US 11,675,975 B2
	Word classification based on phonetic features
Nicolaus T. Mote, Palo Alto, CA (US); and Ryan P. Doherty, San Jose, CA (US)
Assigned to Google LLC, Mountain View, CA (US)
Filed by Google LLC, Mountain View, CA (US)
Filed on Jun. 29, 2020, as Appl. No. 16/915,298.
Application 16/915,298 is a continuation of application No. 14/478,033, filed on Sep. 5, 2014, abandoned.
Claims priority of provisional application 62/042,671, filed on Aug. 27, 2014.
Prior Publication US 2020/0327281 A1, Oct. 15, 2020
Int. Cl. G06F 40/237 (2020.01); G06F 16/903 (2019.01); G06F 40/30 (2020.01); G06F 40/242 (2020.01); G06F 40/279 (2020.01)

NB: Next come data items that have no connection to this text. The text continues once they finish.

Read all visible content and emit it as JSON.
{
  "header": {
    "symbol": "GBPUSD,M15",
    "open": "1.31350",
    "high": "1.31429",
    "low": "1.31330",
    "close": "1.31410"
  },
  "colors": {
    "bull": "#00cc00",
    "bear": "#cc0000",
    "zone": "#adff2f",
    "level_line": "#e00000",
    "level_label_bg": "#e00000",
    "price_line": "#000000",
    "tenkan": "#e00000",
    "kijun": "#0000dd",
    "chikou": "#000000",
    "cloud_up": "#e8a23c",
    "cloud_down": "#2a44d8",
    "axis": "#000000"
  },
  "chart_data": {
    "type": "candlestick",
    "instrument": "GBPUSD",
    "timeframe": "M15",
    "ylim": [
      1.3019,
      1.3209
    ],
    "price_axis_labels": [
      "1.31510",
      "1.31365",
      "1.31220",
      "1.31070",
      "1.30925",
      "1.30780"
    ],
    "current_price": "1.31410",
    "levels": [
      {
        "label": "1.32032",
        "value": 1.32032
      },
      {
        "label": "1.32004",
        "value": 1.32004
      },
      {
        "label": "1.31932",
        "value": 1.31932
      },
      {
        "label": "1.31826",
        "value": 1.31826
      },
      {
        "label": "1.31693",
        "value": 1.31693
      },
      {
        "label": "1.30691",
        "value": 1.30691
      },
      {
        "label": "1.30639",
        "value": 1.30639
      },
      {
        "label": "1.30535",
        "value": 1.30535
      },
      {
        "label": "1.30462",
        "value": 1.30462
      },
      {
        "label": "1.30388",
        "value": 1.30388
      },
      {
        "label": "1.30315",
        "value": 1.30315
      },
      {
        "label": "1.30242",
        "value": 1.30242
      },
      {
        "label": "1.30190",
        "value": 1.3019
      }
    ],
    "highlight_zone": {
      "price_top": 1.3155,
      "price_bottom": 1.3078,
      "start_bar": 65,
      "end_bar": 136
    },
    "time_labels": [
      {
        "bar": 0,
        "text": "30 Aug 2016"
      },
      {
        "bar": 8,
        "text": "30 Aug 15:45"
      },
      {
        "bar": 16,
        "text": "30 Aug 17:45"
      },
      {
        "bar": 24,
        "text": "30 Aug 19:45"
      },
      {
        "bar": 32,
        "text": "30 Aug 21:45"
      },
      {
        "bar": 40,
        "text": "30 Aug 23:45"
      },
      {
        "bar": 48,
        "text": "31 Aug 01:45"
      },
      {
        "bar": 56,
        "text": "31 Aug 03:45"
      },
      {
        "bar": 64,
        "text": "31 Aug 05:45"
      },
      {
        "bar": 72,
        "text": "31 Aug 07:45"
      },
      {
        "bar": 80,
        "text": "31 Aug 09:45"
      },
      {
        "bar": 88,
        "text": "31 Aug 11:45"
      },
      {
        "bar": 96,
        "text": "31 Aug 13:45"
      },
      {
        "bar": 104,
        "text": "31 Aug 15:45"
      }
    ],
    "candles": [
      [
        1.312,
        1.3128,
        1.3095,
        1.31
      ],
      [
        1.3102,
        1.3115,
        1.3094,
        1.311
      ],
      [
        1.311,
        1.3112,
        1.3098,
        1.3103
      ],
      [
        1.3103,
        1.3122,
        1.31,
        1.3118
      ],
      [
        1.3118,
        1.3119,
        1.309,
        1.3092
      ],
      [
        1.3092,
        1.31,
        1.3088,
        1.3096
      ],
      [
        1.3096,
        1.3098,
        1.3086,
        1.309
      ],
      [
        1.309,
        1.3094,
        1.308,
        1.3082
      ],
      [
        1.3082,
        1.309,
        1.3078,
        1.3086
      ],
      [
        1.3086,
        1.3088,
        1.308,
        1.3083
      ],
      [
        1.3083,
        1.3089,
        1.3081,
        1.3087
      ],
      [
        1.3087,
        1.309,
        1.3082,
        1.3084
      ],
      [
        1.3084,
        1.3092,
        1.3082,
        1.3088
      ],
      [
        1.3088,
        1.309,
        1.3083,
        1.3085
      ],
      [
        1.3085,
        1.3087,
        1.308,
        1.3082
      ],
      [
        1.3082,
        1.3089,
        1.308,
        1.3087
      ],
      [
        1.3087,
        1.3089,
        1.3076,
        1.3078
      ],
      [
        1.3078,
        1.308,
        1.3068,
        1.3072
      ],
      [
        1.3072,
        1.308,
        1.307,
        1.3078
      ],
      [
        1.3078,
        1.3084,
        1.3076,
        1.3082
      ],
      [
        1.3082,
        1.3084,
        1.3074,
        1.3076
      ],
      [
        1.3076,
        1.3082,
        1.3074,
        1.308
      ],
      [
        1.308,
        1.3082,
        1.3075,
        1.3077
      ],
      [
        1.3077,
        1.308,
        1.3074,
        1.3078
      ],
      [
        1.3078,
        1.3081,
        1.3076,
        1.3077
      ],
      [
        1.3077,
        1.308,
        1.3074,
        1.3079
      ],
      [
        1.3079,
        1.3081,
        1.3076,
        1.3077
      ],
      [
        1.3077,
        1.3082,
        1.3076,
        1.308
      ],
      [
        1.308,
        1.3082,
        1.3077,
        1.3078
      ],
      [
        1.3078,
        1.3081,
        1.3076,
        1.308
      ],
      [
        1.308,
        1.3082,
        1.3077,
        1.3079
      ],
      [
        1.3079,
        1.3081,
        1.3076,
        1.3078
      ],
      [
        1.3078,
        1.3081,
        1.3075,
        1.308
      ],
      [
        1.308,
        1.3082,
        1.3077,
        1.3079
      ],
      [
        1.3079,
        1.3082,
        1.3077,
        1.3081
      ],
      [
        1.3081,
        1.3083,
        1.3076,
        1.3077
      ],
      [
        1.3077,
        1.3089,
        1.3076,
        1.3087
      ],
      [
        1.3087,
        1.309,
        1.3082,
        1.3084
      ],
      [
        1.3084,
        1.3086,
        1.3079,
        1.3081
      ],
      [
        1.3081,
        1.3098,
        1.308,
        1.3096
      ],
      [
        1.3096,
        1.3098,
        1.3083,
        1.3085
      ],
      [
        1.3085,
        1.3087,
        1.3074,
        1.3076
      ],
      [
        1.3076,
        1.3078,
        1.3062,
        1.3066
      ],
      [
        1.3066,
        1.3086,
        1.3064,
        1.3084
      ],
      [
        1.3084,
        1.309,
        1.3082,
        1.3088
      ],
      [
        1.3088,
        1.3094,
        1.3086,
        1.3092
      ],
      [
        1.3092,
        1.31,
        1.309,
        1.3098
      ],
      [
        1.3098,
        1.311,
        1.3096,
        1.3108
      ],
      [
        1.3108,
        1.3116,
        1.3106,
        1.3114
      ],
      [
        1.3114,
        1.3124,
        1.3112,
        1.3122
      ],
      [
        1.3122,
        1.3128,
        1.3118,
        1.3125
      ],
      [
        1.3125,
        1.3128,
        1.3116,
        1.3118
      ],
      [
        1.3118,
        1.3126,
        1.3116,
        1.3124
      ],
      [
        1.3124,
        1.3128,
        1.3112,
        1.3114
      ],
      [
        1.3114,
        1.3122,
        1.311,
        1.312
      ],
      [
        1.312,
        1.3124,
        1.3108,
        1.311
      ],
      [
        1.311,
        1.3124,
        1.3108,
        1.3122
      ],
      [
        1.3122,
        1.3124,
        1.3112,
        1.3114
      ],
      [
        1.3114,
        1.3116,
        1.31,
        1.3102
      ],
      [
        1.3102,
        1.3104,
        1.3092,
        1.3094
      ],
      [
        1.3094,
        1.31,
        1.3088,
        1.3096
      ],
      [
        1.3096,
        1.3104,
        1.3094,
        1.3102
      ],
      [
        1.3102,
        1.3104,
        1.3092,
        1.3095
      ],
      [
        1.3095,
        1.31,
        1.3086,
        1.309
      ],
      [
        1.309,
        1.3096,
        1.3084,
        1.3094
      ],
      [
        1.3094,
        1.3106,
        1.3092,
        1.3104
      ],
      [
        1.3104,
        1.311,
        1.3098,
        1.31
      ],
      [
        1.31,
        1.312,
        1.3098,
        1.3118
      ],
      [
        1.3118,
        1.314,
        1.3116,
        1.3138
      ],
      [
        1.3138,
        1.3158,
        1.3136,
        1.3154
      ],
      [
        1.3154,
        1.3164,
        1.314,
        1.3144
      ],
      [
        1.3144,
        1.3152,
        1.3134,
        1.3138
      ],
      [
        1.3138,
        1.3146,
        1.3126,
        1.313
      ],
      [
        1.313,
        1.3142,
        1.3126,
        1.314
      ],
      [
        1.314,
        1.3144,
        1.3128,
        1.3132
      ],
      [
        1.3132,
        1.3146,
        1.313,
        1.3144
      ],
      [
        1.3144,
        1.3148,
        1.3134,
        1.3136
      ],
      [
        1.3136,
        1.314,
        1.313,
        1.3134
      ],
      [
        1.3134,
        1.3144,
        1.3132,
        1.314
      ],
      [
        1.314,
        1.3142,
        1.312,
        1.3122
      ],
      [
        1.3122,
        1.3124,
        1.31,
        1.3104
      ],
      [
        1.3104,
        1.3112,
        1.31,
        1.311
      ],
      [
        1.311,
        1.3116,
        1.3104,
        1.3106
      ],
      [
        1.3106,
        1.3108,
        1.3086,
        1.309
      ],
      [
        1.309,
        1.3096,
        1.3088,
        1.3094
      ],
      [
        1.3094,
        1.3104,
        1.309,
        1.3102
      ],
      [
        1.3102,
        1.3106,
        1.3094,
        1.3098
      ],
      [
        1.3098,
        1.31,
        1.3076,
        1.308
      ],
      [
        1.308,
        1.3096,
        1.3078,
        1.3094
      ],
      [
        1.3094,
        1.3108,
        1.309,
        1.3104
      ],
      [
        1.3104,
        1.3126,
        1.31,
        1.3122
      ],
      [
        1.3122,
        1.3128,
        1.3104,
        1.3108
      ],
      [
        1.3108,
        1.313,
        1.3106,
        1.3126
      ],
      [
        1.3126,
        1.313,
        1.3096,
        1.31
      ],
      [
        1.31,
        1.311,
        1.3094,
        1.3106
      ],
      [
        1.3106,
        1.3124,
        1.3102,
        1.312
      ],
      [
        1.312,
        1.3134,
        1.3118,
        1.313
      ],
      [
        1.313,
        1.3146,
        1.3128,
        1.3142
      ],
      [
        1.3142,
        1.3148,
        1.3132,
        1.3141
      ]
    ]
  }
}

CPC G06F 40/237 (2020.01) [G06F 16/90344 (2019.01); G06F 40/242 (2020.01); G06F 40/279 (2020.01); G06F 40/30 (2020.01)]

13 Claims

1. A computer-implemented method, comprising:

obtaining an unknown textual term and other terms surrounding the unknown textual term with N word positions of the unknown textual term, wherein the unknown textual term is a textual term that has an unknown dictionary definition, and N is a predetermined integer value;

determining, by one or more computers, an unknown term vector representing (i) one or more phonetic features of the unknown textual term and (ii) the other terms surrounding the unknown textual term, including determining the unknown term vector using (i) the one or more phonetic features of the unknown textual term and (ii) the one or more other textual terms that are surrounding the unknown textual term;

classifying the unknown textual term based on (i) a word-based model that uses the representation of the one or more other textual terms that are surrounding the unknown textual term to classify the unknown textual term; and (ii) a classifier that compares the representation of the one or more phonetic features of the unknown textual term to each of a plurality of reference vectors in a vector space, wherein each reference vector represents a reference textual term having a known definition;

wherein classifying the unknown textual term comprises:

determining a level of similarity between the unknown textual term vector and each of the plurality of reference vectors; and

generating a classified textual term that includes a word score vector comprised of a plurality of fields that each correspond to a respective reference textual term having a known dictionary definition, wherein generating the classified textual term further includes determining a score for each respective field of the word score vector that is (i) based on the similarity determination of the unknown textual vector and the reference vector that represents the respective reference textual term that is associated with the respective field, and (ii) indicative of the probability that the definition of the unknown textual term corresponds to the definition of the respective reference textual term that is associated with the respective field; and

providing the classified textual term as an input to a word model, wherein the word model is configured to process the classified textual term and generate one or more representation vectors, based on the classified textual term.